De uma maneira ou outra os mapas sempre estiveram presentes na vida do homem, mesmo antes de surgir a escrita. Eles nasceram como uma forma de comunicação gráfica para registrar informações de itinerários importantes para a sobrevivência humana. Pontos, linhas e símbolos gráficos eram desenhados em um substrato qualquer para representar e localizar espacialmente elementos selecionados na realidade, como ainda se faz hoje.

Podemos explicar os mapas como sendo uma fonte de dados espaciais que têm como propriedades básicas mostrar o lugar de ocorrência e as características (atributos) de algum fenômeno geográfico. Essas propriedades são inerentes e independem do tipo de fenômeno ou tema que um mapa representa. Além dessas propriedades básicas existem outras que distinguem os mapas de um desenho qualquer: (a) Todo mapa mostra elementos selecionados da realidade através de pontos, linhas e áreas de forma reduzida; (b) Todo mapa tem um sistema de coordenadas explícitas ou implícitas; (c) Todo mapa representa uma parte da superfície curva da terra (ou toda ela) em um plano, utilizando projeções cartográficas; (d) Todo mapa tem um assunto, um lugar e um autor.

Em épocas remotas os mapas eram cuidadosamente desenhados por artistas e, por causa disso, eram restritos a uma pequena camada da população e muitas vezes guardados como segredo de estado. Nos dias de hoje eles se tornaram populares. Fazem parte do nosso dia-a-dia na televisão, jornais, revistas e na internet. Outros mapas, não tão públicos assim, são criados especificamente para atividades estratégicas da sociedade contemporânea, sendo verdadeiros sistemas de informação digital espacial.

O uso público dos mapas acontece com diferentes objetivos e de acordo com a necessidade ou motivação das pessoas. Por exemplo, um indivíduo pode buscar nos mapas algo que desconhece totalmente, outro pode estar procurando a reafirmação de algum conhecimento, e outro ainda pode estar procurando aumentar seu conhecimento sobre o que já conhece.

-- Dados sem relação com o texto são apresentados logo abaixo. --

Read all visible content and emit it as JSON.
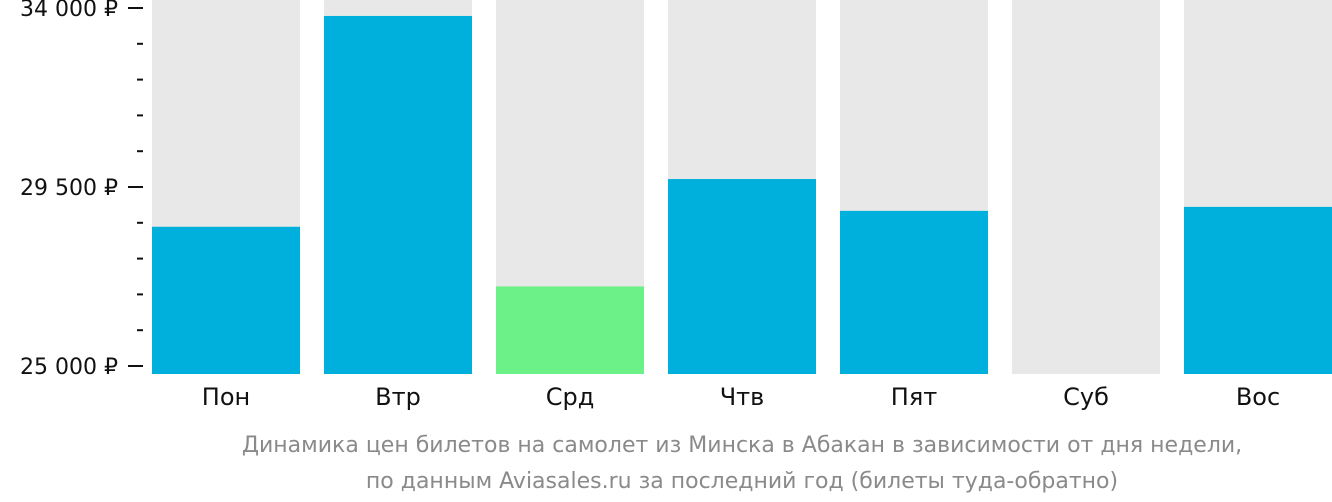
{
  "chart_data": {
    "type": "bar",
    "categories": [
      "Пон",
      "Втр",
      "Срд",
      "Чтв",
      "Пят",
      "Суб",
      "Вос"
    ],
    "values": [
      28500,
      33800,
      27000,
      29700,
      28900,
      null,
      29000
    ],
    "highlight_index": 2,
    "ylim": [
      25000,
      34000
    ],
    "y_major_ticks": [
      {
        "value": 34000,
        "label": "34 000 ₽"
      },
      {
        "value": 29500,
        "label": "29 500 ₽"
      },
      {
        "value": 25000,
        "label": "25 000 ₽"
      }
    ],
    "y_minor_ticks": [
      33100,
      32200,
      31300,
      30400,
      28600,
      27700,
      26800,
      25900
    ],
    "colors": {
      "bar": "#00b0dc",
      "highlight": "#6bf187",
      "background": "#e8e8e8"
    },
    "caption_lines": [
      "Динамика цен билетов на самолет из Минска в Абакан в зависимости от дня недели,",
      "по данным Aviasales.ru за последний год (билеты туда-обратно)"
    ],
    "grid": false,
    "legend": "none"
  }
}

Não obstante, o acesso do usuário aos mapas nunca foi tão facilitado à população como nesse início de século. A responsabilidade por essa revolução é a internet, ou seja, a rede mundial de computadores, surgida nos anos 1990, a qual modificou drasticamente as formas de disponibilizar a informação e a comunicação humana.

Porém, por mais populares que sejam os mapas nos dias atuais e que possam ser acessados e vistos pela maioria da sociedade em diferentes mídias e na internet, existe uma camada minoritária, desprovida do sentido da visão, que não pode ver e usar esses mapas convencionais. Então, como seria possível tornar os mapas “visíveis” para as pessoas com deficiência visual1?

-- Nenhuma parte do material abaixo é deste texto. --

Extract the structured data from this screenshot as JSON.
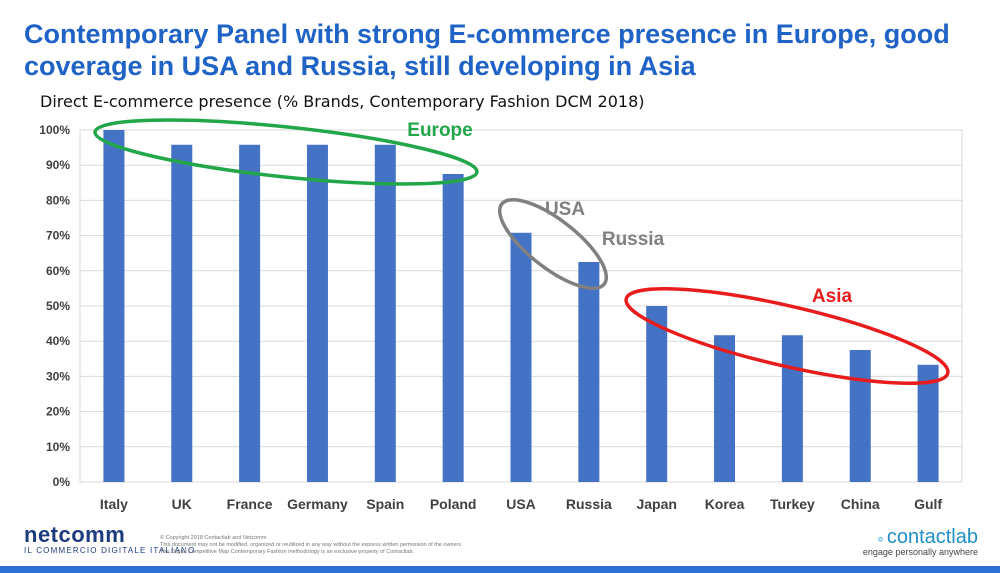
{
  "title": "Contemporary Panel with strong E-commerce presence in Europe, good coverage in USA and Russia, still developing in Asia",
  "subtitle": "Direct E-commerce presence (% Brands, Contemporary Fashion DCM 2018)",
  "chart_data": {
    "type": "bar",
    "categories": [
      "Italy",
      "UK",
      "France",
      "Germany",
      "Spain",
      "Poland",
      "USA",
      "Russia",
      "Japan",
      "Korea",
      "Turkey",
      "China",
      "Gulf"
    ],
    "values": [
      100,
      95.8,
      95.8,
      95.8,
      95.8,
      87.5,
      70.8,
      62.5,
      50,
      41.7,
      41.7,
      37.5,
      33.3
    ],
    "ylim": [
      0,
      100
    ],
    "yticks": [
      "0%",
      "10%",
      "20%",
      "30%",
      "40%",
      "50%",
      "60%",
      "70%",
      "80%",
      "90%",
      "100%"
    ],
    "bar_color": "#4472c4",
    "grid": true,
    "annotations": [
      {
        "label": "Europe",
        "color": "#22a64a"
      },
      {
        "label": "USA",
        "color": "#808080"
      },
      {
        "label": "Russia",
        "color": "#808080"
      },
      {
        "label": "Asia",
        "color": "#e81c1c"
      }
    ]
  },
  "footer": {
    "netcomm_logo": "netcomm",
    "netcomm_tagline": "IL COMMERCIO DIGITALE ITALIANO",
    "copyright_lines": [
      "© Copyright 2018 Contactlab and Netcomm",
      "This document may not be modified, organized or reutilized in any way without the express written permission of the owners",
      "The Digital Competitive Map Contemporary Fashion methodology is an exclusive property of Contactlab."
    ],
    "contactlab_logo": "contactlab",
    "contactlab_tagline": "engage personally anywhere"
  }
}
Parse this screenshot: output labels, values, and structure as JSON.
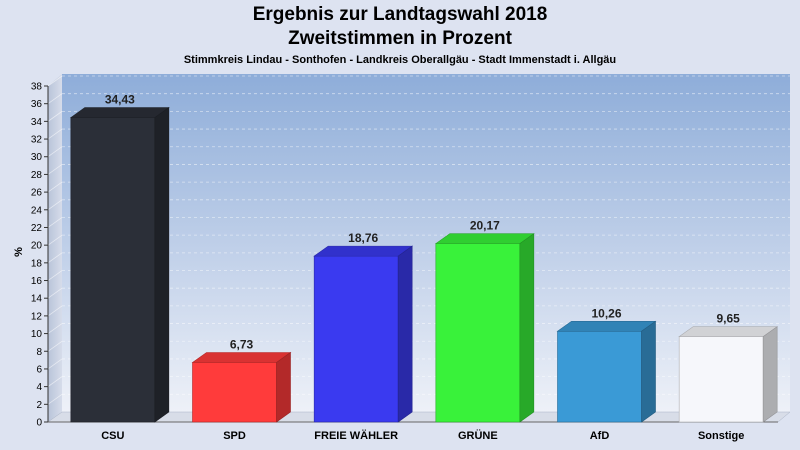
{
  "chart_data": {
    "type": "bar",
    "title": "Ergebnis zur Landtagswahl 2018",
    "title2": "Zweitstimmen in Prozent",
    "subtitle": "Stimmkreis Lindau - Sonthofen - Landkreis Oberallgäu - Stadt Immenstadt i. Allgäu",
    "ylabel": "%",
    "ylim": [
      0,
      38
    ],
    "ytick_step": 2,
    "categories": [
      "CSU",
      "SPD",
      "FREIE WÄHLER",
      "GRÜNE",
      "AfD",
      "Sonstige"
    ],
    "values": [
      34.43,
      6.73,
      18.76,
      20.17,
      10.26,
      9.65
    ],
    "value_labels": [
      "34,43",
      "6,73",
      "18,76",
      "20,17",
      "10,26",
      "9,65"
    ],
    "colors": [
      "#2b2f38",
      "#ff3b3b",
      "#3a3af0",
      "#39f23a",
      "#3a9ad6",
      "#f6f7fb"
    ],
    "grid": true
  }
}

A elaboração de mapas táteis

Se os mapas são importantes ou fazem parte da vida das pessoas normovisuais, para aquelas impossibilitadas de ver eles são igualmente importantes para a compreensão geográfica do mundo; eles possibilitam a ampliação da percepção espacial e facilitam a mobilidade. Para esses usuários, os mapas precisam ser lidos com as mãos: eles não conseguem ler um mapa impresso ou disposto na tela de um monitor de vídeo do computador ou do aparelho de televisão.

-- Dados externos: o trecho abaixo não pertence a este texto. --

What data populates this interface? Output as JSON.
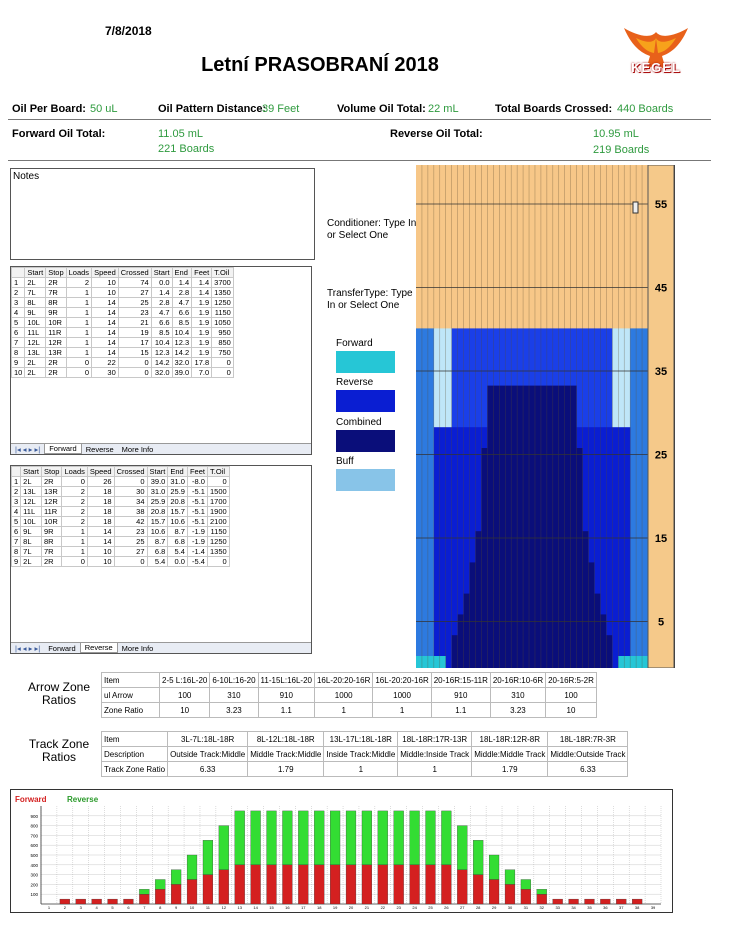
{
  "header": {
    "date": "7/8/2018",
    "title": "Letní PRASOBRANÍ 2018",
    "logo_text": "KEGEL"
  },
  "summary": {
    "oil_per_board_label": "Oil Per Board:",
    "oil_per_board_value": "50 uL",
    "distance_label": "Oil Pattern Distance:",
    "distance_value": "39 Feet",
    "volume_label": "Volume Oil Total:",
    "volume_value": "22 mL",
    "boards_label": "Total Boards Crossed:",
    "boards_value": "440 Boards",
    "forward_label": "Forward Oil Total:",
    "forward_ml": "11.05 mL",
    "forward_boards": "221 Boards",
    "reverse_label": "Reverse Oil Total:",
    "reverse_ml": "10.95 mL",
    "reverse_boards": "219 Boards"
  },
  "notes_label": "Notes",
  "table_headers": [
    "Start",
    "Stop",
    "Loads",
    "Speed",
    "Crossed",
    "Start",
    "End",
    "Feet",
    "T.Oil"
  ],
  "forward_table": [
    [
      "1",
      "2L",
      "2R",
      "2",
      "10",
      "74",
      "0.0",
      "1.4",
      "1.4",
      "3700"
    ],
    [
      "2",
      "7L",
      "7R",
      "1",
      "10",
      "27",
      "1.4",
      "2.8",
      "1.4",
      "1350"
    ],
    [
      "3",
      "8L",
      "8R",
      "1",
      "14",
      "25",
      "2.8",
      "4.7",
      "1.9",
      "1250"
    ],
    [
      "4",
      "9L",
      "9R",
      "1",
      "14",
      "23",
      "4.7",
      "6.6",
      "1.9",
      "1150"
    ],
    [
      "5",
      "10L",
      "10R",
      "1",
      "14",
      "21",
      "6.6",
      "8.5",
      "1.9",
      "1050"
    ],
    [
      "6",
      "11L",
      "11R",
      "1",
      "14",
      "19",
      "8.5",
      "10.4",
      "1.9",
      "950"
    ],
    [
      "7",
      "12L",
      "12R",
      "1",
      "14",
      "17",
      "10.4",
      "12.3",
      "1.9",
      "850"
    ],
    [
      "8",
      "13L",
      "13R",
      "1",
      "14",
      "15",
      "12.3",
      "14.2",
      "1.9",
      "750"
    ],
    [
      "9",
      "2L",
      "2R",
      "0",
      "22",
      "0",
      "14.2",
      "32.0",
      "17.8",
      "0"
    ],
    [
      "10",
      "2L",
      "2R",
      "0",
      "30",
      "0",
      "32.0",
      "39.0",
      "7.0",
      "0"
    ]
  ],
  "reverse_table": [
    [
      "1",
      "2L",
      "2R",
      "0",
      "26",
      "0",
      "39.0",
      "31.0",
      "-8.0",
      "0"
    ],
    [
      "2",
      "13L",
      "13R",
      "2",
      "18",
      "30",
      "31.0",
      "25.9",
      "-5.1",
      "1500"
    ],
    [
      "3",
      "12L",
      "12R",
      "2",
      "18",
      "34",
      "25.9",
      "20.8",
      "-5.1",
      "1700"
    ],
    [
      "4",
      "11L",
      "11R",
      "2",
      "18",
      "38",
      "20.8",
      "15.7",
      "-5.1",
      "1900"
    ],
    [
      "5",
      "10L",
      "10R",
      "2",
      "18",
      "42",
      "15.7",
      "10.6",
      "-5.1",
      "2100"
    ],
    [
      "6",
      "9L",
      "9R",
      "1",
      "14",
      "23",
      "10.6",
      "8.7",
      "-1.9",
      "1150"
    ],
    [
      "7",
      "8L",
      "8R",
      "1",
      "14",
      "25",
      "8.7",
      "6.8",
      "-1.9",
      "1250"
    ],
    [
      "8",
      "7L",
      "7R",
      "1",
      "10",
      "27",
      "6.8",
      "5.4",
      "-1.4",
      "1350"
    ],
    [
      "9",
      "2L",
      "2R",
      "0",
      "10",
      "0",
      "5.4",
      "0.0",
      "-5.4",
      "0"
    ]
  ],
  "sheet_tabs": [
    "Forward",
    "Reverse",
    "More Info"
  ],
  "conditioner_text": "Conditioner: Type In or Select One",
  "transfer_text": "TransferType: Type In or Select One",
  "legend": [
    {
      "label": "Forward",
      "color": "#26c6d6"
    },
    {
      "label": "Reverse",
      "color": "#0a1ed2"
    },
    {
      "label": "Combined",
      "color": "#0a0e7a"
    },
    {
      "label": "Buff",
      "color": "#88c4e8"
    }
  ],
  "lane_feet_labels": [
    "55",
    "45",
    "35",
    "25",
    "15",
    "5"
  ],
  "arrow_zone": {
    "label": "Arrow Zone Ratios",
    "row_labels": [
      "Item",
      "ul Arrow",
      "Zone Ratio"
    ],
    "columns": [
      [
        "2-5 L:16L-20",
        "100",
        "10"
      ],
      [
        "6-10L:16-20",
        "310",
        "3.23"
      ],
      [
        "11-15L:16L-20",
        "910",
        "1.1"
      ],
      [
        "16L-20:20-16R",
        "1000",
        "1"
      ],
      [
        "16L-20:20-16R",
        "1000",
        "1"
      ],
      [
        "20-16R:15-11R",
        "910",
        "1.1"
      ],
      [
        "20-16R:10-6R",
        "310",
        "3.23"
      ],
      [
        "20-16R:5-2R",
        "100",
        "10"
      ]
    ]
  },
  "track_zone": {
    "label": "Track Zone Ratios",
    "row_labels": [
      "Item",
      "Description",
      "Track Zone Ratio"
    ],
    "columns": [
      [
        "3L-7L:18L-18R",
        "Outside Track:Middle",
        "6.33"
      ],
      [
        "8L-12L:18L-18R",
        "Middle Track:Middle",
        "1.79"
      ],
      [
        "13L-17L:18L-18R",
        "Inside Track:Middle",
        "1"
      ],
      [
        "18L-18R:17R-13R",
        "Middle:Inside Track",
        "1"
      ],
      [
        "18L-18R:12R-8R",
        "Middle:Middle Track",
        "1.79"
      ],
      [
        "18L-18R:7R-3R",
        "Middle:Outside Track",
        "6.33"
      ]
    ]
  },
  "chart_data": {
    "type": "bar",
    "legend": [
      "Forward",
      "Reverse"
    ],
    "series_colors": [
      "#d42020",
      "#33dd33"
    ],
    "categories": [
      "1",
      "2",
      "3",
      "4",
      "5",
      "6",
      "7",
      "8",
      "9",
      "10",
      "11",
      "12",
      "13",
      "14",
      "15",
      "16",
      "17",
      "18",
      "19",
      "20",
      "21",
      "22",
      "23",
      "24",
      "25",
      "26",
      "27",
      "28",
      "29",
      "30",
      "31",
      "32",
      "33",
      "34",
      "35",
      "36",
      "37",
      "38",
      "39"
    ],
    "series": [
      {
        "name": "Forward",
        "values": [
          0,
          50,
          50,
          50,
          50,
          50,
          100,
          150,
          200,
          250,
          300,
          350,
          400,
          400,
          400,
          400,
          400,
          400,
          400,
          400,
          400,
          400,
          400,
          400,
          400,
          400,
          350,
          300,
          250,
          200,
          150,
          100,
          50,
          50,
          50,
          50,
          50,
          50,
          0
        ]
      },
      {
        "name": "Reverse",
        "values": [
          0,
          0,
          0,
          0,
          0,
          0,
          50,
          100,
          150,
          250,
          350,
          450,
          550,
          550,
          550,
          550,
          550,
          550,
          550,
          550,
          550,
          550,
          550,
          550,
          550,
          550,
          450,
          350,
          250,
          150,
          100,
          50,
          0,
          0,
          0,
          0,
          0,
          0,
          0
        ]
      }
    ],
    "yticks": [
      "100",
      "200",
      "300",
      "400",
      "500",
      "600",
      "700",
      "800",
      "900"
    ],
    "ylim": [
      0,
      1000
    ]
  }
}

Para serem lidos pelas pessoas cegas os mapas precisam ser transformados para a forma tátil, isto é, tudo que está em um mapa que é lido por quem enxerga precisa de alguma maneira ser reelaborado para ser lido pelas mãos do deficiente visual e compreendido por ele. Além disso, é preciso considerar as limitações que a ausência da visão gera tanto na confecção quanto na leitura de mapas, assim como na forma própria de pessoas cegas organizarem e se apropriarem do conhecimento.

Existem diversas maneiras de elaborar mapas táteis, mas aqui explicaremos resumidamente uma das maneiras de confeccioná-los de forma semi-artesanal. Lembramos que, independente do método, sempre será preciso utilizar um mapa impresso, ou em meio digital, como referência. O primeiro passo na elaboração de mapas táteis é saber qual é a finalidade de uso do mapa, que pode ser para a educação (mapas em escala pequena como aqueles dos livros e dos atlas) ou para a mobilidade (escalas grandes como aquelas das plantas urbanas ou de edificações). Isso é necessário para se definir o grau de generalização cartográfica a ser aplicado no mapa de referência e o meio físico do mapa tátil, pois ele deve ser lido pelas mãos.  Na figura 1 mostramos, a título de exemplo, as imagens de dois mapas táteis para a educação, sendo um para pessoas com baixa visão e outro para pessoas cegas. Esses mapas mostram padrões cartográficos para o layout e simbologia, propostos pelo Laboratório de Cartografia Tátil e Escolar da Universidade Federal de Santa Catarina.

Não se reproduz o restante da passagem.